This is far from Facebook’s first privacy scandal. Complaints about Facebook policy changes and use of personal data have forced public apologies from Zuckerberg at least six other times since 2006.

In the past, his contrition was generally accompanied by changes to privacy settings, more transparent disclosure of permissions, or walking back whatever updates had sparked anger. This week, Facebook again rolled out efforts to make privacy settings more user-friendly, but lawmakers and the public do not seem satisfied.

“Each time, the public starts to understand a little bit better what data is being collected from them and how that data is being used,” said Elizabeth Cohen, an assistant professor of communication studies at West Virginia University who studies media psychology and parasocial interaction.

The current tempest may be different than the rest, in part because it is inextricably linked to the contentious results of a heated presidential campaign and a president who many Americans distrust and dislike.

“Where I think this is different is it was used to help influence a political campaign,” said Brian Krupp, a professor at Baldwin Wallace University who leads a team of researchers developing solutions for mobile security and privacy.

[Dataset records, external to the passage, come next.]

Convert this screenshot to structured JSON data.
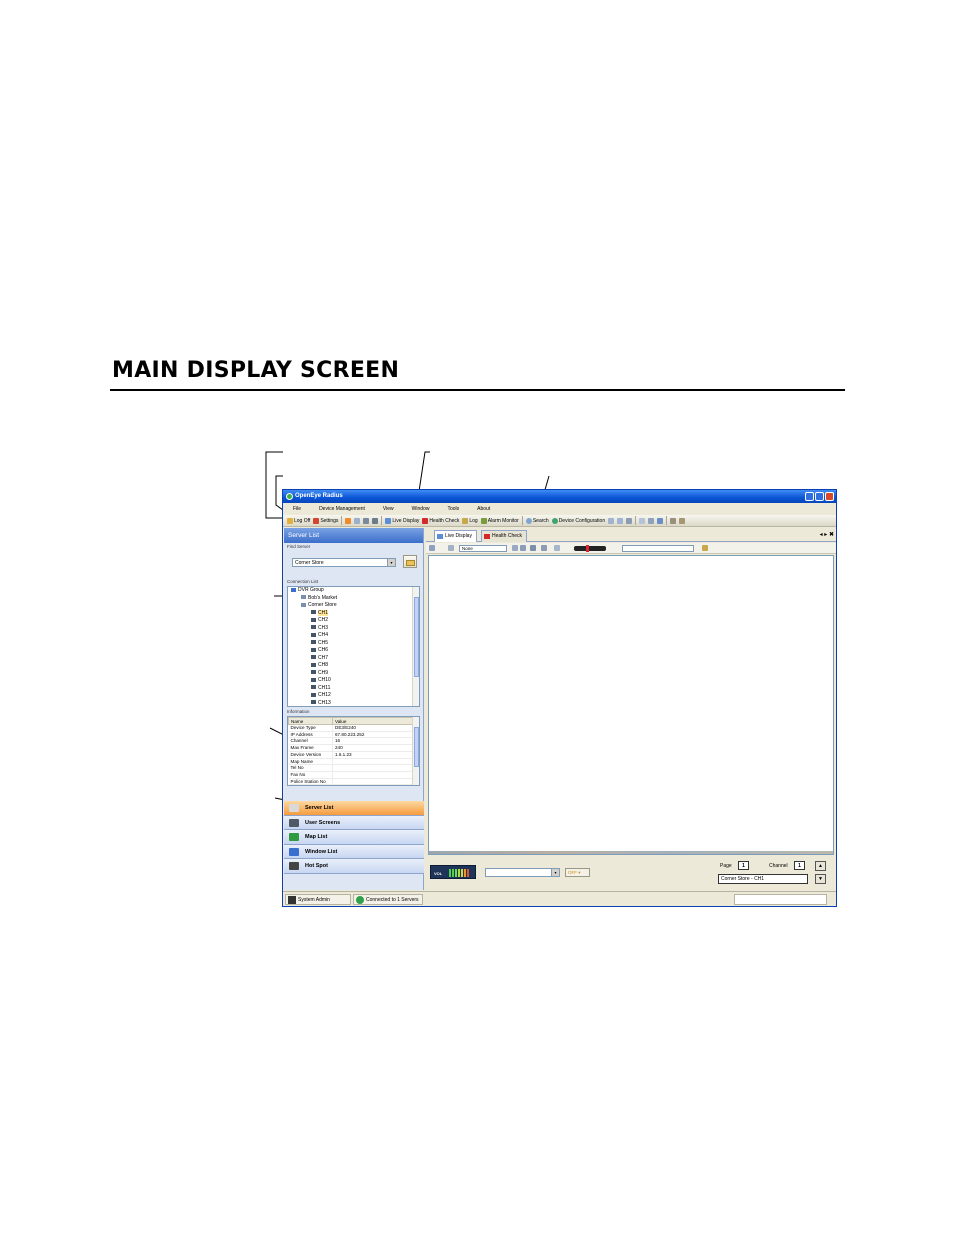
{
  "page": {
    "heading": "MAIN DISPLAY SCREEN"
  },
  "app": {
    "title": "OpenEye Radius",
    "menu": [
      "File",
      "Device Management",
      "View",
      "Window",
      "Tools",
      "About"
    ],
    "toolbar": {
      "log_off": "Log Off",
      "settings": "Settings",
      "live_display": "Live Display",
      "health_check": "Health Check",
      "log": "Log",
      "alarm_monitor": "Alarm Monitor",
      "search": "Search",
      "device_configuration": "Device Configuration"
    },
    "server_list": {
      "title": "Server List",
      "find_server_label": "Find Server",
      "find_server_value": "Corner Store",
      "connection_list_label": "Connection List",
      "tree": [
        {
          "label": "DVR Group",
          "level": 0,
          "icon": "group-icon"
        },
        {
          "label": "Bob's Market",
          "level": 1,
          "icon": "server-icon"
        },
        {
          "label": "Corner Store",
          "level": 1,
          "icon": "server-icon"
        },
        {
          "label": "CH1",
          "level": 2,
          "icon": "camera-icon",
          "selected": true
        },
        {
          "label": "CH2",
          "level": 2,
          "icon": "camera-icon"
        },
        {
          "label": "CH3",
          "level": 2,
          "icon": "camera-icon"
        },
        {
          "label": "CH4",
          "level": 2,
          "icon": "camera-icon"
        },
        {
          "label": "CH5",
          "level": 2,
          "icon": "camera-icon"
        },
        {
          "label": "CH6",
          "level": 2,
          "icon": "camera-icon"
        },
        {
          "label": "CH7",
          "level": 2,
          "icon": "camera-icon"
        },
        {
          "label": "CH8",
          "level": 2,
          "icon": "camera-icon"
        },
        {
          "label": "CH9",
          "level": 2,
          "icon": "camera-icon"
        },
        {
          "label": "CH10",
          "level": 2,
          "icon": "camera-icon"
        },
        {
          "label": "CH11",
          "level": 2,
          "icon": "camera-icon"
        },
        {
          "label": "CH12",
          "level": 2,
          "icon": "camera-icon"
        },
        {
          "label": "CH13",
          "level": 2,
          "icon": "camera-icon"
        }
      ],
      "information_label": "Information",
      "info_headers": [
        "Name",
        "Value"
      ],
      "info_rows": [
        [
          "Device Type",
          "DE3/E240"
        ],
        [
          "IP Address",
          "67.80.223.252"
        ],
        [
          "Channel",
          "16"
        ],
        [
          "Max Frame",
          "240"
        ],
        [
          "Device Version",
          "1.6.1.23"
        ],
        [
          "Map Name",
          ""
        ],
        [
          "Tel No",
          ""
        ],
        [
          "Fax No",
          ""
        ],
        [
          "Police Station No",
          ""
        ]
      ],
      "nav": [
        {
          "label": "Server List",
          "active": true,
          "color": "#d9d9d9"
        },
        {
          "label": "User Screens",
          "active": false,
          "color": "#505a66"
        },
        {
          "label": "Map List",
          "active": false,
          "color": "#2f9a3f"
        },
        {
          "label": "Window List",
          "active": false,
          "color": "#3a6fd0"
        },
        {
          "label": "Hot Spot",
          "active": false,
          "color": "#444444"
        }
      ]
    },
    "tabs": [
      "Live Display",
      "Health Check"
    ],
    "tab_controls": "◂ ▸ ✖",
    "control_bar": {
      "layout_value": "None"
    },
    "bottom": {
      "vol_label": "VOL",
      "off_label": "OFF",
      "page_label": "Page",
      "page_value": "1",
      "channel_label": "Channel",
      "channel_value": "1",
      "camera_value": "Corner Store - CH1"
    },
    "status": {
      "user": "System Admin",
      "connection": "Connected to 1 Servers"
    }
  }
}
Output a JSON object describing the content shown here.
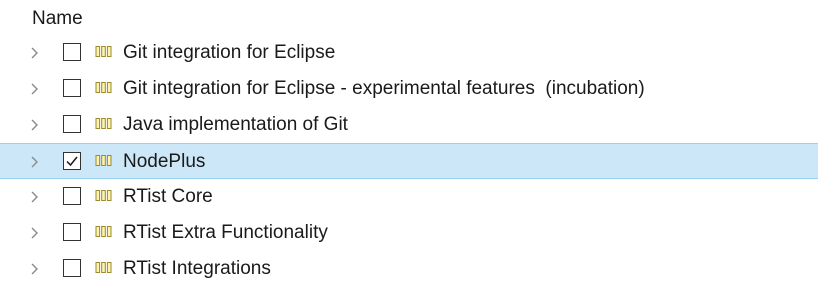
{
  "header": {
    "name": "Name"
  },
  "items": [
    {
      "label": "Git integration for Eclipse",
      "checked": false,
      "selected": false
    },
    {
      "label": "Git integration for Eclipse - experimental features  (incubation)",
      "checked": false,
      "selected": false
    },
    {
      "label": "Java implementation of Git",
      "checked": false,
      "selected": false
    },
    {
      "label": "NodePlus",
      "checked": true,
      "selected": true
    },
    {
      "label": "RTist Core",
      "checked": false,
      "selected": false
    },
    {
      "label": "RTist Extra Functionality",
      "checked": false,
      "selected": false
    },
    {
      "label": "RTist Integrations",
      "checked": false,
      "selected": false
    }
  ],
  "icons": {
    "expand": "chevron-right-icon",
    "feature": "feature-icon",
    "check": "checkmark-icon"
  },
  "colors": {
    "selection_bg": "#cce8f8",
    "selection_border": "#99d1f0",
    "feature_icon": "#9a8a2e"
  }
}
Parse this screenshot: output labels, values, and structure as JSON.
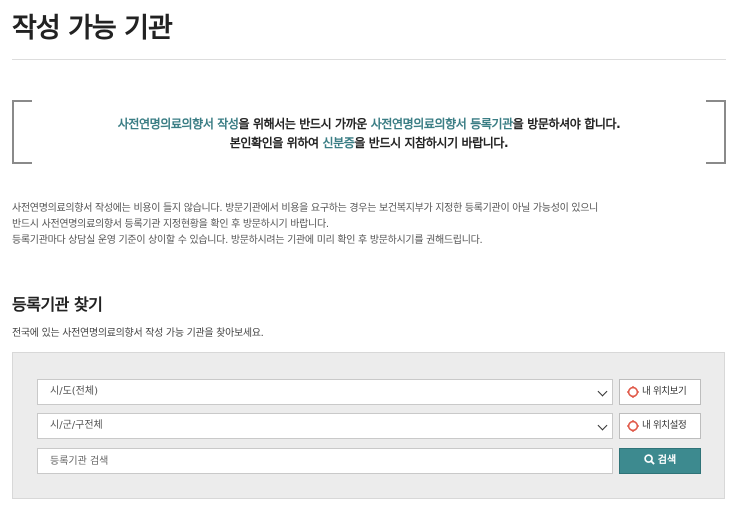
{
  "page": {
    "title": "작성 가능 기관"
  },
  "notice": {
    "line1": [
      {
        "text": "사전연명의료의향서 작성",
        "highlight": true
      },
      {
        "text": "을 위해서는 반드시 가까운 ",
        "highlight": false
      },
      {
        "text": "사전연명의료의향서 등록기관",
        "highlight": true
      },
      {
        "text": "을 방문하셔야 합니다.",
        "highlight": false
      }
    ],
    "line2": [
      {
        "text": "본인확인을 위하여 ",
        "highlight": false
      },
      {
        "text": "신분증",
        "highlight": true
      },
      {
        "text": "을 반드시 지참하시기 바랍니다.",
        "highlight": false
      }
    ]
  },
  "description": {
    "line1": "사전연명의료의향서 작성에는 비용이 들지 않습니다. 방문기관에서 비용을 요구하는 경우는 보건복지부가 지정한 등록기관이 아닐 가능성이 있으니",
    "line2": "반드시 사전연명의료의향서 등록기관 지정현황을 확인 후 방문하시기 바랍니다.",
    "line3": "등록기관마다 상담실 운영 기준이 상이할 수 있습니다. 방문하시려는 기관에 미리 확인 후 방문하시기를 권해드립니다."
  },
  "finder": {
    "title": "등록기관 찾기",
    "description": "전국에 있는 사전연명의료의향서 작성 가능 기관을 찾아보세요.",
    "region_select": {
      "value": "시/도(전체)"
    },
    "district_select": {
      "value": "시/군/구전체"
    },
    "my_location_view_label": "내 위치보기",
    "my_location_set_label": "내 위치설정",
    "keyword_placeholder": "등록기관 검색",
    "search_label": "검색"
  },
  "colors": {
    "accent": "#3a7d84",
    "search_button": "#3d8a8f",
    "location_icon": "#e05a4a"
  }
}
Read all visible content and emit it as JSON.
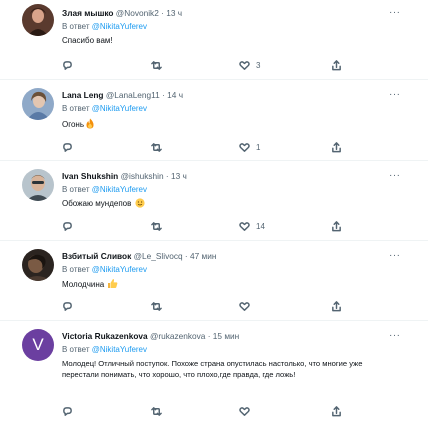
{
  "reply_prefix": "В ответ",
  "tweets": [
    {
      "name": "Злая мышко",
      "handle": "@Novonik2",
      "time": "13 ч",
      "reply_to": "@NikitaYuferev",
      "text": "Спасибо вам!",
      "emoji": "",
      "likes": "3",
      "avatar_icon": "photo-avatar"
    },
    {
      "name": "Lana Leng",
      "handle": "@LanaLeng11",
      "time": "14 ч",
      "reply_to": "@NikitaYuferev",
      "text": "Огонь",
      "emoji": "fire-emoji",
      "likes": "1",
      "avatar_icon": "photo-avatar"
    },
    {
      "name": "Ivan Shukshin",
      "handle": "@ishukshin",
      "time": "13 ч",
      "reply_to": "@NikitaYuferev",
      "text": "Обожаю мундепов",
      "emoji": "slightly-smiling-face-emoji",
      "likes": "14",
      "avatar_icon": "photo-avatar"
    },
    {
      "name": "Взбитый Сливок",
      "handle": "@Le_Slivocq",
      "time": "47 мин",
      "reply_to": "@NikitaYuferev",
      "text": "Молодчина",
      "emoji": "thumbs-up-emoji",
      "likes": "",
      "avatar_icon": "photo-avatar"
    },
    {
      "name": "Victoria Rukazenkova",
      "handle": "@rukazenkova",
      "time": "15 мин",
      "reply_to": "@NikitaYuferev",
      "text": "Молодец! Отличный поступок. Похоже страна опустилась настолько, что многие уже перестали понимать, что хорошо, что плохо,где правда, где ложь!",
      "emoji": "",
      "likes": "",
      "avatar_letter": "V"
    }
  ],
  "colors": {
    "accent": "#1d9bf0",
    "secondary_text": "#536471",
    "avatar_v_bg": "#6b3fa0"
  }
}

He also noted the scale of the data harvesting. While only 270,000 people downloaded the quiz app, that granted Cambridge access to the data of nearly 50 million other users who did not consent.

“What caused this to go from one of the other hundreds of thousands of companies, apps [collecting private data], that use of data is that it was linked to a very controversial political outcome,” Hopkins said, and it was an outcome that impacts all Americans.

The Cambridge Analytica story followed a year of steady revelations about how Russian trolls weaponized Facebook and other social media platforms to divide and deceive Americans during the 2016 campaign. Members of Congress and the public continue to debate what impact those efforts may have had on voters.

“We’re hearing it after years of Americans learning how Facebook can be gamed,” said Gennie Gebhart, a researcher at the Electronic Frontier Foundation, noting that past reporting on Cambridge ‘s data practices in Britain had gone largely unnoticed in the U.S.

Cambridge’s actions are certain to remain in the spotlight because of the company’s ties to Trump reelection campaign manager Brad Parscale. Continued digging into the company’s practices has also raised questions about its ethics and use of data in other circumstances.

“People are more awake than ever to this devil’s bargain of turning over our time and privacy in exchange for services,” Gebhart said.

The controversy has also caused some outlets to reexamine how the Barack Obama and Hillary Clinton campaigns collected Facebook data. Fox News reported Fridaythat users of Clinton’s campaign app gave it permission to integrate their phone contacts with their Facebook friend lists to send out texts promoting the candidate.

A Clinton spokesperson stressed that the app merely allowed users to contact their friends about the campaign and dismissed comparisons to Cambridge Analytica’s behavior as “the difference between someone asking you to carpool versus them stealing your car.”

Cambridge Analytica executives, Parscale, and Trump campaign officials have denied that their data collection involved anything improper.

Adding to Facebook’s PR woes, BuzzFeed this week obtained a 2016 memo written by Vice President Andrew Bosworth that literally argues that the company’s growth is more important than preventing terrorist attacks.

“Maybe it costs a life by exposing someone to bullies. Maybe someone dies in a terrorist attack coordinated on our tools,” he wrote. “And still we connect people. The ugly truth is that we believe in connecting people so deeply that anything that allows us to connect more people more often is *de facto* good.”

Zuckerberg has issued a statement disavowing the memo’s contents.

"Boz is a talented leader who says many provocative things. This was one that most people at Facebook including myself disagreed with strongly. We've never believed the ends justify the means," he said.

In a statement Thursday, Bosworth insisted he also did not agree with that view when he expressed it and was only trying to spur internal debate.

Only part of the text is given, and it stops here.